After lunch, we landed for the first time on the Antarctic Continent at an abandoned Argentinean base called Almirante Brown, named for a famous naval figure. Here we were able to hike to the top of a hill for a view of the surrounding ice-studded bays and take a zodiac cruise round into Skontorp Bay at the bottom of Paradise Bay. The bay was choked with icebergs and smaller ice pans, through which the drivers searched for the perfect photo opportunities of glaciers, mountains and ice sculptures and more elusive wildlife. Eventually we came across a couple if crabeater seals, our first encounter with these long slim animals, the most numerous of seals in the Antarctic.
Our day was not yet over; as we sailed back out the Newmayer and then into the narrow cut that is Lemaire Channel we held a barbecue on the back deck (well, the chefs and a few intrepid staff did) and then dropped anchor off Petermann Island for a late night landing and visit to three scientists camped on the island to carry out a census of the adelie penguin colony. We had an hour or so on shore and then returned to the ship, tired but exhilarated after such a busy day in some of the most spectacular scenery imaginable.

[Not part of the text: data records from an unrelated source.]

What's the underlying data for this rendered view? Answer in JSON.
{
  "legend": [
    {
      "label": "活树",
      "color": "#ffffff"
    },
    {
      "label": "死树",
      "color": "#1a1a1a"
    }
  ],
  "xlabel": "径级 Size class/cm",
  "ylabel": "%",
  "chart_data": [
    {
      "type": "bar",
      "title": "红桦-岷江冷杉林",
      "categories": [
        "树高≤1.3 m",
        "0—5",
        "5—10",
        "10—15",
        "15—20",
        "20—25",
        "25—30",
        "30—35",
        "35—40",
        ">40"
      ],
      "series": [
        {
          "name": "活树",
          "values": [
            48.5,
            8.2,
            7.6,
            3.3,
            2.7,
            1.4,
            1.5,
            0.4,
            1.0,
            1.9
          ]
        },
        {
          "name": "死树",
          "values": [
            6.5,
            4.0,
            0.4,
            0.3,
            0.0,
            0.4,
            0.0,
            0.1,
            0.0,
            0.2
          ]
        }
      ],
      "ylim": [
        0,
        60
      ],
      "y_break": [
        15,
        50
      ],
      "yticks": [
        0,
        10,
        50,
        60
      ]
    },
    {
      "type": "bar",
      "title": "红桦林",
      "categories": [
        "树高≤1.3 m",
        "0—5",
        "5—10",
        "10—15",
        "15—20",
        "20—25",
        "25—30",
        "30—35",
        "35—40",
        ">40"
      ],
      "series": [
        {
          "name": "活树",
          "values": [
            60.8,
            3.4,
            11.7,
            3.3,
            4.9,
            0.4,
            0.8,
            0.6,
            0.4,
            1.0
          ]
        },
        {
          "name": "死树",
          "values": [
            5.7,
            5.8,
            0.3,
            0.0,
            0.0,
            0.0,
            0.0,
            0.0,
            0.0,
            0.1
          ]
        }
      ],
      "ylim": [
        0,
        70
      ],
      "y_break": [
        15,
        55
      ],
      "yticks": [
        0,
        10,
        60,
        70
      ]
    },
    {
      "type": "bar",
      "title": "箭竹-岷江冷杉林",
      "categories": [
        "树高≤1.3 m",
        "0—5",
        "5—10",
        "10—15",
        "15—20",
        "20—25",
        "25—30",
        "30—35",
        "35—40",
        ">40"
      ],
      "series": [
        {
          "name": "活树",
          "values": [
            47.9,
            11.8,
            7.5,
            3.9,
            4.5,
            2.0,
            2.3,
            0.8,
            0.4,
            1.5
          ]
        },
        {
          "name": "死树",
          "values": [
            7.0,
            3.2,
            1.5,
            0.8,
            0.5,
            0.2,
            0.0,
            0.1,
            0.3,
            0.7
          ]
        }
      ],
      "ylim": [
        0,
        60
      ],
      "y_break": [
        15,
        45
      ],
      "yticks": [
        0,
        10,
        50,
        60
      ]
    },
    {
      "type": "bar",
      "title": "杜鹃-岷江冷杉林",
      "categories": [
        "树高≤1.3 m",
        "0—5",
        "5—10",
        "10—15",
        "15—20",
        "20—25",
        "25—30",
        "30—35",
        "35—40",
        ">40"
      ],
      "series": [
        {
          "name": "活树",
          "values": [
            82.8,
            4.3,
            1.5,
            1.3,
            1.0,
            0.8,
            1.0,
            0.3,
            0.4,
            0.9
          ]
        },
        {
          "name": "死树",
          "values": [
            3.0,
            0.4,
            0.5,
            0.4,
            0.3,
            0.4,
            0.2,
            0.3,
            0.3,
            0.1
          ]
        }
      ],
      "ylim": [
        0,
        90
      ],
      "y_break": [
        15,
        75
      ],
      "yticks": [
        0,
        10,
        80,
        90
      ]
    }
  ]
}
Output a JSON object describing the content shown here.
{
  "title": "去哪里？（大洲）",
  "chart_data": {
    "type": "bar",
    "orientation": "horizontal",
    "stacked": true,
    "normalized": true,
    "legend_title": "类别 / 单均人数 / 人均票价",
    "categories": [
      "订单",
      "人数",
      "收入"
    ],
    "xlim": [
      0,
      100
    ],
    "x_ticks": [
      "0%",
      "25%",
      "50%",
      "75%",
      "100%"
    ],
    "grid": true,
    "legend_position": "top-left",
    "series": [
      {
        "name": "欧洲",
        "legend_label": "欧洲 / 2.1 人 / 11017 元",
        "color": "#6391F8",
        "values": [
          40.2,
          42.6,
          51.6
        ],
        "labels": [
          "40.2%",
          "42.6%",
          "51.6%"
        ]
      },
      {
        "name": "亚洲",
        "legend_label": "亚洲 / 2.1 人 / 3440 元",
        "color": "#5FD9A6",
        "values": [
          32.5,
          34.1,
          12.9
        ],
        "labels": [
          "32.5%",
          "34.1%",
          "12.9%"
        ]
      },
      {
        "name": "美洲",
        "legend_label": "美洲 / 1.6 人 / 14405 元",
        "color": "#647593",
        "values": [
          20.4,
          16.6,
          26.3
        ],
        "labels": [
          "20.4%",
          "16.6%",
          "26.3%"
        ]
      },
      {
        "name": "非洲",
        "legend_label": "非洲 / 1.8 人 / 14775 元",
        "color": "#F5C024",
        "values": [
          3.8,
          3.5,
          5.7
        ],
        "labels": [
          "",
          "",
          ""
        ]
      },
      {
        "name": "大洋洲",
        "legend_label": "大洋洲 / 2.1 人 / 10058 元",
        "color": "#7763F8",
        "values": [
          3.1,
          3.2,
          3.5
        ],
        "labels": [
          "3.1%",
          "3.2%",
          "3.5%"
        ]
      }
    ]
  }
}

Our last day of sctivities in Antarctica included a morning zodiac cruise around Cierva Cove, finding amazing icebergs and sculptures, small groups of seals, a shy minke whale, and colonies of chinstrap and gentoo penguins. The bay is overlooked by another Argentinean research base, Primavera, not yet open for the season. From here we headed a little further out into the South Shetland chain of islands for our final landing at Mikkelsen Harbour, on a small rock islet surrounded by reefs, providing challenges for the drivers bringing their charges ashore. The name Mikkelsen is taken from one of the early whaling captains who used the harbour as a refuge during the early 20th century. Most of us walked around the island, viewing gentoos nesting on the rock, many with eggs, and photographing several friendly Weddell seals.
So our eighteen days on the ship ended with a return up the Beagle Channel to the burgeoning city of Ushuaia, the city at the end of the world. The 30+ knot winds during our crossing provided that last experience that some of us had been wishing for, a photo of waves breaking over the bow and spray cascading down the bridge windows. Today we, the staff, have a few hours in town to catch up on emails and to phone home, do a bit of shopping, and enjoy a cup of real coffee.